We both really need it. Everybody has their own threshold that they can go for, just keeping their nose to the grindstone. We are both nicer, better parents when we have a little bit of life that doesn't revolve around our kids. Raising our kids is the main thing that we do. But, stepping out of it every now and then does make me feel like I have more energy and more focus and presence when I'm with my kids.

Yes! It makes me think of Rose Byrne's character, and her lovely relationship with her husband. In the show, their marriage is quietly solid. It feels refreshing and unique to have this nice, good happy marriage simmering in the background of a whole show about a woman having an existential crisis.
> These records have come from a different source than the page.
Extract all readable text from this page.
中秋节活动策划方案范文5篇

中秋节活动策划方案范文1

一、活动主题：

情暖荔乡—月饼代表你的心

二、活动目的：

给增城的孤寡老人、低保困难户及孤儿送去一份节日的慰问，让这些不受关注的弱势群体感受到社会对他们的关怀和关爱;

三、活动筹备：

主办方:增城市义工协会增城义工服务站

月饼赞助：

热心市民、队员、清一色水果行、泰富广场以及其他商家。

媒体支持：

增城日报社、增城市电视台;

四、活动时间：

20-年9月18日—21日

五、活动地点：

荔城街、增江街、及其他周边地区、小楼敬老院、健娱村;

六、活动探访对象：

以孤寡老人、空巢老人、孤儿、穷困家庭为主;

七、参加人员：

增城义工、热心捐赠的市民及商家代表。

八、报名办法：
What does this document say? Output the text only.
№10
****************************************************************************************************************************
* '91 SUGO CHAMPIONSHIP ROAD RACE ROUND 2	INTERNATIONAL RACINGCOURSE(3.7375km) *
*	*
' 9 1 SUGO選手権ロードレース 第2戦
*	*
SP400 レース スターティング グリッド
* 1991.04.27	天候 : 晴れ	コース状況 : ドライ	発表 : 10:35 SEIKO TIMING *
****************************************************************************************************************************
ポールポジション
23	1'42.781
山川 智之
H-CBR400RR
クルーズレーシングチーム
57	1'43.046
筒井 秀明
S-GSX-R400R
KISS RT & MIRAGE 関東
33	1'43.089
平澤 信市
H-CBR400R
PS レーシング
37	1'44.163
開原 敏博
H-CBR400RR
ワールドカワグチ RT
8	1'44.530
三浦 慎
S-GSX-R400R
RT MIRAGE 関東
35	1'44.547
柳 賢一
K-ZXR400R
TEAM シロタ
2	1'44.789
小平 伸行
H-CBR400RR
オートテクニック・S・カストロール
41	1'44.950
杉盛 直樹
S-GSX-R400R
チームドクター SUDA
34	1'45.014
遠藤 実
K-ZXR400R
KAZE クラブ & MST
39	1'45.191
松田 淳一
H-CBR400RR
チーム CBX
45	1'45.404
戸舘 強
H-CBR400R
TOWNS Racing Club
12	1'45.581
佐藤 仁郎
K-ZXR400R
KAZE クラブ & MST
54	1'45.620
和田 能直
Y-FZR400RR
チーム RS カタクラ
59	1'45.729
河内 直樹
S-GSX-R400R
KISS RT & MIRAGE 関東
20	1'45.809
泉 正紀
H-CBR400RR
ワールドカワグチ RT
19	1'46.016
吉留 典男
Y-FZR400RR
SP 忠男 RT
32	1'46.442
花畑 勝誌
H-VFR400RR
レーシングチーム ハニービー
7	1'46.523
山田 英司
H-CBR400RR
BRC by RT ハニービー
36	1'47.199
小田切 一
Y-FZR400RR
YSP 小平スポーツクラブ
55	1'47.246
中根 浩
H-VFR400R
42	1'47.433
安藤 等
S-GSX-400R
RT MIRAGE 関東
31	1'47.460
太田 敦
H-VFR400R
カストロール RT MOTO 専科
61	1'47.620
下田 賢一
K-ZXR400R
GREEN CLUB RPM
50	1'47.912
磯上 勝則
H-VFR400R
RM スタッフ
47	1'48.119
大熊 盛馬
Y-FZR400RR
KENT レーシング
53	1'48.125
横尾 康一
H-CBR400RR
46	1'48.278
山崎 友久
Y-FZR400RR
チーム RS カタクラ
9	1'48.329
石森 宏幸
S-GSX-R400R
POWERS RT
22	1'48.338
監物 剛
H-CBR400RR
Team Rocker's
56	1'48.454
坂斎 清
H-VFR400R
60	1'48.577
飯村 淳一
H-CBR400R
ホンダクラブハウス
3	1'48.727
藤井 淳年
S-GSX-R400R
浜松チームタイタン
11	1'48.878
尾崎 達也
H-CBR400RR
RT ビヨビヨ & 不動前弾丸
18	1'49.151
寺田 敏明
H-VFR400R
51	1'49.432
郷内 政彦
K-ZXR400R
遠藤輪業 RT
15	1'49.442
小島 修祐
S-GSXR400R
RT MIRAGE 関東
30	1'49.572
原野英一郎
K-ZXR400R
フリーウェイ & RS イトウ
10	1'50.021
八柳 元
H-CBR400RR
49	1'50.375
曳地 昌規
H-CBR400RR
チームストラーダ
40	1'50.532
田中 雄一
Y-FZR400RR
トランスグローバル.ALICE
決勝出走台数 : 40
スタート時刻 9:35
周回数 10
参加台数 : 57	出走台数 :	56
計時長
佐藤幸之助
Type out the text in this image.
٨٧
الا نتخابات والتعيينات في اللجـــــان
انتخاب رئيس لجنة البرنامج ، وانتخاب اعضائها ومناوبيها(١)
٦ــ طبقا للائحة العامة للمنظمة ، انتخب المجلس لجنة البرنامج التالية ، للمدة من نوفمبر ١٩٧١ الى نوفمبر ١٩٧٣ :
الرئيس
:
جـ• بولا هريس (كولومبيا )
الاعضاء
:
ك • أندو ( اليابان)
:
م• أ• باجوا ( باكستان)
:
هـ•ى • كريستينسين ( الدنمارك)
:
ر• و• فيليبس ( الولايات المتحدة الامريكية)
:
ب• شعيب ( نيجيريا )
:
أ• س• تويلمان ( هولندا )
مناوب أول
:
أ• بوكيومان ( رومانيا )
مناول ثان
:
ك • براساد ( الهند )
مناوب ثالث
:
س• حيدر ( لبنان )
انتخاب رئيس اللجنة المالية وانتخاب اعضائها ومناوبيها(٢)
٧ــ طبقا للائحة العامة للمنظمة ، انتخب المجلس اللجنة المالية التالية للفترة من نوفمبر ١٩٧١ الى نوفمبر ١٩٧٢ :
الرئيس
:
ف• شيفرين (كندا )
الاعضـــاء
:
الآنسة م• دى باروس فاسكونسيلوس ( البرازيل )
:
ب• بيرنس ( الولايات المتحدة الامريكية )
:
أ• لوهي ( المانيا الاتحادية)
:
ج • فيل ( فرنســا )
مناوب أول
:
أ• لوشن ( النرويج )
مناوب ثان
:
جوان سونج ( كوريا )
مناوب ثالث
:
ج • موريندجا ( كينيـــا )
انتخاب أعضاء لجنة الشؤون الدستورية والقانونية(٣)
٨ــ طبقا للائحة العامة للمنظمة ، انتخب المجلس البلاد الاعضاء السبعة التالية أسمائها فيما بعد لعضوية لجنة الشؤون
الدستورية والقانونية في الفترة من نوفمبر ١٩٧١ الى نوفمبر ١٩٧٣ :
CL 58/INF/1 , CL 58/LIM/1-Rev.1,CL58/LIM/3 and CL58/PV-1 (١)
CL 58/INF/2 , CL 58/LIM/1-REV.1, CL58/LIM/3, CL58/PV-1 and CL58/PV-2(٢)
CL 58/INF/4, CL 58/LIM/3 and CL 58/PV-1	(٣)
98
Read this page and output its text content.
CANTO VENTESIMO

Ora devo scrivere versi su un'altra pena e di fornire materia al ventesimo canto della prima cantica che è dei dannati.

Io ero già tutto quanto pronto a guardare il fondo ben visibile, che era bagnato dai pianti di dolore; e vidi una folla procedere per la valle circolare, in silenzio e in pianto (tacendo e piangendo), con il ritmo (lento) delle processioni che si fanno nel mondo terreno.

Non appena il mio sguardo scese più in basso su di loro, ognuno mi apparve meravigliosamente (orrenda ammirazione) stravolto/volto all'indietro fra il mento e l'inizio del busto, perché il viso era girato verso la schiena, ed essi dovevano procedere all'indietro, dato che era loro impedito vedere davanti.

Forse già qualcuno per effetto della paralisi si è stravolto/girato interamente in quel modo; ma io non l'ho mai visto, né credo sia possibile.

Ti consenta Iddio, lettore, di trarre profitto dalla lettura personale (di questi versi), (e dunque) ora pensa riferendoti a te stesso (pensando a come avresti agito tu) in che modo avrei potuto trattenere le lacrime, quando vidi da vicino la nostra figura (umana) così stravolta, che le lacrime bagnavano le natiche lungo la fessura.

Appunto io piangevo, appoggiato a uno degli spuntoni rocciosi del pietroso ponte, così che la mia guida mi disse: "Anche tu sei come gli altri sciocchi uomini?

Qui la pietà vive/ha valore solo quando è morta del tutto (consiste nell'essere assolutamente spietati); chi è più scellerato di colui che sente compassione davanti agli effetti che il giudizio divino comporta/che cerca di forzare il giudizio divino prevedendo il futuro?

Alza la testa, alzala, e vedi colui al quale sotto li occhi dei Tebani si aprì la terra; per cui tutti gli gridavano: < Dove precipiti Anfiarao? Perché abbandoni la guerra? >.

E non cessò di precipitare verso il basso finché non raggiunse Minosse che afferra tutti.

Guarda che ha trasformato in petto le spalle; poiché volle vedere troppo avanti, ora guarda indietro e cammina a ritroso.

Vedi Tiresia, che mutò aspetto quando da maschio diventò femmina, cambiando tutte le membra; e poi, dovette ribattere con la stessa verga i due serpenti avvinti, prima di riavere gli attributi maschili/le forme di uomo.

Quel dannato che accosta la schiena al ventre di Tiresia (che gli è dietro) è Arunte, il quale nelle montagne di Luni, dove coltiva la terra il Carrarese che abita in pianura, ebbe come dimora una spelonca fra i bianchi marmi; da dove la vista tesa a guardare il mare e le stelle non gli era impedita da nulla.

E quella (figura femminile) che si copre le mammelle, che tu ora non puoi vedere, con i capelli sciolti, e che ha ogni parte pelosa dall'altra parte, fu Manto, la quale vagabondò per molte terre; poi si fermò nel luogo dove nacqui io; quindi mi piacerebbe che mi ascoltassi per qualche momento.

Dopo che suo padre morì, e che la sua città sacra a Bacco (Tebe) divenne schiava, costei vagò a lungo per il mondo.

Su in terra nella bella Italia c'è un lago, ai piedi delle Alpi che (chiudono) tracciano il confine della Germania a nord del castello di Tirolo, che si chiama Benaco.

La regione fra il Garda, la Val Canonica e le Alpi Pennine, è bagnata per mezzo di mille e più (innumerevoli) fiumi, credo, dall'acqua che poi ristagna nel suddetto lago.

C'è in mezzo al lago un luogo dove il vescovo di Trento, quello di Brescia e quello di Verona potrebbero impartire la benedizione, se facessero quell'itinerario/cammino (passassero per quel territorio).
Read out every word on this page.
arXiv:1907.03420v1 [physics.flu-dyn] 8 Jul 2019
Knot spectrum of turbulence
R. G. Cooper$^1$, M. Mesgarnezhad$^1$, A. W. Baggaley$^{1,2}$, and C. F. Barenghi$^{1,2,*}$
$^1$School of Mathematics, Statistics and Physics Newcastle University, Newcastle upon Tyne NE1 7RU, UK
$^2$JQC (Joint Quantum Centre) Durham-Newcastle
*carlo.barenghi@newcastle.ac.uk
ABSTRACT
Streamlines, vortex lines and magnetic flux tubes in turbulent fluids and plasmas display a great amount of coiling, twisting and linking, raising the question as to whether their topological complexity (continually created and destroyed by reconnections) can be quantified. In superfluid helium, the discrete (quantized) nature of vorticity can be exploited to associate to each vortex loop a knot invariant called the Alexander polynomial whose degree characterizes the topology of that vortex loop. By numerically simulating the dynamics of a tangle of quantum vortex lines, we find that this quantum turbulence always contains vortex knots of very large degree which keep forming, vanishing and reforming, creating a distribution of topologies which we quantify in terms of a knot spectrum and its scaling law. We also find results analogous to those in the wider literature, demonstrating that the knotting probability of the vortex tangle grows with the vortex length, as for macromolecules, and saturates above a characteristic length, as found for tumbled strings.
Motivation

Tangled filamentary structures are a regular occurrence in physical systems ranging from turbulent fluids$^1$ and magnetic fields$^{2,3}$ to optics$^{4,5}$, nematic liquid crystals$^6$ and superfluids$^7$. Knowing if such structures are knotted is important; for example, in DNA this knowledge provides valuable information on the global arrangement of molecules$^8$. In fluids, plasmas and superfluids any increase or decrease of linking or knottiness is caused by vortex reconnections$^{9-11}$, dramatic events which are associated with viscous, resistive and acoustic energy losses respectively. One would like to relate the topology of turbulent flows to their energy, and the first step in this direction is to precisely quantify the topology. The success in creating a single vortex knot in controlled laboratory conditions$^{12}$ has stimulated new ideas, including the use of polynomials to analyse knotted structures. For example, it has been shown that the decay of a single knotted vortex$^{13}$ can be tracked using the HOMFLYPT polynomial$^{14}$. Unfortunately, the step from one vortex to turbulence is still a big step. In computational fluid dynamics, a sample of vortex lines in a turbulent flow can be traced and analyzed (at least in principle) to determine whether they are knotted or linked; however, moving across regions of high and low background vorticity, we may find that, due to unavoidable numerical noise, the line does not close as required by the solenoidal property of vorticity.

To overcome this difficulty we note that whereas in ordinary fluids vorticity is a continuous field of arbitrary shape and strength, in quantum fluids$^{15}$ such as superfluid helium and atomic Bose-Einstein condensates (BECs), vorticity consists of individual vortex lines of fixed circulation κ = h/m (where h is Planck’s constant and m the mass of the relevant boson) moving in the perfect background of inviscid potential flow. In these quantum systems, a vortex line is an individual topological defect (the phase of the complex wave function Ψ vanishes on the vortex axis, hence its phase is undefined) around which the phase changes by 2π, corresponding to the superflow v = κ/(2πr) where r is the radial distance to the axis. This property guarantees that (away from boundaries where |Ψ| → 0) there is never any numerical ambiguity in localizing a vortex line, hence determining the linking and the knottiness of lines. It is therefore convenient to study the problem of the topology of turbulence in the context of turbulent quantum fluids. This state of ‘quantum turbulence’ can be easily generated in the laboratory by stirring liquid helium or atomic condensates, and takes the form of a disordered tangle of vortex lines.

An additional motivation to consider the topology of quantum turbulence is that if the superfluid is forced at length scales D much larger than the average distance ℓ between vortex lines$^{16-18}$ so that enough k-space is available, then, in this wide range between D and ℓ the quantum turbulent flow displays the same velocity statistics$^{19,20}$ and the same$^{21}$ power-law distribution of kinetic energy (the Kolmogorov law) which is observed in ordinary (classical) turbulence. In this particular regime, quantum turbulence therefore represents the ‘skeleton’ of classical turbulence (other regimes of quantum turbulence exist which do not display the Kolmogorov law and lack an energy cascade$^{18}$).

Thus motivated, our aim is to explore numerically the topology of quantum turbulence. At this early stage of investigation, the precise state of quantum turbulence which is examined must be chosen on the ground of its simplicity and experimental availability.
FD: Yeah. They have a good, happy marriage and that will not change over the course of the season. I mean, they have their issues like every married couple, but I don't think at any moment does it feel like their marriage is threatened or anything. Or at least we hope not.

Yes. I love what it says about the fact that you can have kids, and love your kids, love that you chose this, love your husband, and still want something more.

FD: Who among us hasn’t felt all of those conflicting emotions at the same time? As a parent, I would say it’s the thing I'm most proud of and I know Nick would too. Being a parent is the thing that means the most to us, and the thing that we give most of our attention to. But, that doesn't mean that there aren't times when I see myself in the mirror and I'm like, how did this become me? And I feel like that's true for most of my friends.

There’s a hilarious episode where Sylvia goes to a divorce party for a mom from her kids’ school. She's there with her best mom friend and they’re both just hating it. I am curious about those mom friend dynamics. Are those moments pulled from real interactions with peers? They feel really specific, but also deeply relatable in terms of the complicated social dynamics that tend to happen when a bunch of moms gather.

FD: I think a lot of us have different identities based what groups you’re moving in. My college friends see me one way, and my work friends see me another way, and my mom friends see me another way.

I do think that there is a certain like “school community” side of yourself that might not present as your whole self. I feel very warmly towards my school communities, but that doesn't mean that I'm intimately friendly with every single parent who I say hello to on the yard.

There can be a lot of obligation there. And a desire to put your most maternal face forward in those situations. And also the fact is — like with work and with your professional life — you don't always choose absolutely everyone who you're surrounded by.

Right. And your kids’ social well being is at stake too. You don't wanna show up as total hot mess.

FD: At least not every day! Just as in any community, you wanna make sure that you're behaving in a measured way. You're not always saying like, this is what I think about politics, and this is what I think about art. You're just trying to kind of get through it in a diplomatic way.